Influenza H1N1 activity is continuing across the country, with variable rates of infection according to geographic region. Hawke's Bay has been experiencing the highest rates of influenza-like illness, with many people visiting their GP.
Recent information suggests that some regions may be starting to see a decline in influenza activity, especially in the North Island where most activity has been occurring, however it is too early to tell whether this definitely the start of a downward trend.
The number of calls to Healthline is still higher than normal, and at a similar level to this time last year.
Over the past week around a third of all calls to Healthline were from people seeking advice for influenza-like illness.
As at midday yesterday, there have been 583 hospitalisations of lab-confirmed pandemic influenza H1N1 this year to date in New Zealand, including 13 people currently in intensive care with confirmed H1N1 (in intensive care at four hospitals in the North Island and two hospitals in the South Island).
So far this year, there have been a total of 91 admissions of confirmed H1N1 to intensive care. These figures do not include influenza-like illness among people admitted to hospital without a positive H1N1 lab test result.
Pandemic influenza H1N1 is the most common strain of influenza circulating in the community, although most people will not be tested for it. For the majority of people it's a mild to moderate illness, but for some it can be serious.
So far this year there have been fifteen deaths reported as linked to swine flu. Eleven of these deaths have so far been confirmed as being due to swine flu.
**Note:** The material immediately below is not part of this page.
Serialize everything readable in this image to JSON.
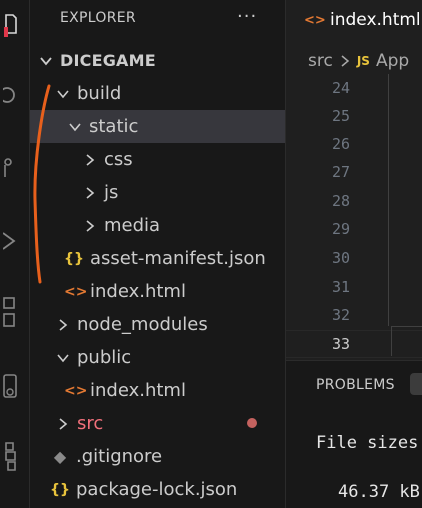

The five deaths reported since Monday's (23/8) update occurred in the Auckland and Waitemata DHB regions. Further information on these cases is available from Auckland and Waitemata DHBs websites.
It's important to seek medical advice early - particularly for people with underlying medical conditions or who are severely overweight or pregnant as they are at greater risk of a more severe illness. If you have flu-like symptoms, phoning your GP first before you go in can help them manage your care and prevent spread to others. For health advice at any time, call Healthline 0800 611 116.
Protecting yourself and others
For some people, influenza can be a very serious illness. The basic measures to protect yourself and others remain the same, but are more important as we see more influenza circulating in the community:
Know the symptoms of influenza, which can include a high fever, headache, cough, sore throat, tiredness and generally aching all over.
Phone for medical advice quickly (call your GP or Healthline on 0800 611 116) if you have influenza-like symptoms, including consideration of whether you need antiviral medicine treatment. Antiviral medication may lessen the severity and length of your illness, but is best started within the first 48 hours. Antiviral medication is currently available free of charge for people who are prescribed it for influenza treatment.
Seeking early medical advice is especially important for women who are pregnant, severely overweight people and those with underlying medical conditions such as asthma, diabetes, cancer, heart and lung disease and other conditions including autoimmune diseases.
Wash and dry hands frequently, cover coughs and sneezes and stay home if you are sick.
Over 1,045,000 doses of seasonal influenza vaccine have been distributed so far in 2010. If you've haven't yet been immunised, book in to get immunised now, as it takes up to a fortnight for the vaccine to offer its full level of protection. Young children need a longer time as they require two doses a month apart to be assured of best protection. Immunisation is especially recommended for those at greatest risk of complications from H1N1 influenza, including women who are pregnant, very young children, severely overweight people and those with underlying medical conditions.
The Ministry has reached an agreement with Sanofi, who will supply up to 35,000 doses of Intanza for the subsidised influenza immunisation programme. Intanza provides protection against the same strains of influenza as Vaxigrip (the brand which is currently in use) including pandemic influenza H1N1 (swine flu).
Intanza is only approved for use in individuals aged 18 to 59 – therefore only individuals with chronic conditions, obese individuals or pregnant women in this age range will be subsidised for Intanza.
Intanza, perhaps best known for its very small needle, is new on the scene this year, and until now has only been available on the private market. Please be aware that, as per our planning, at some stage in the next few weeks warehouse supplies of Vaxigrip will be depleted, making Intanza the only seasonal flu vaccine available for subsidised patients.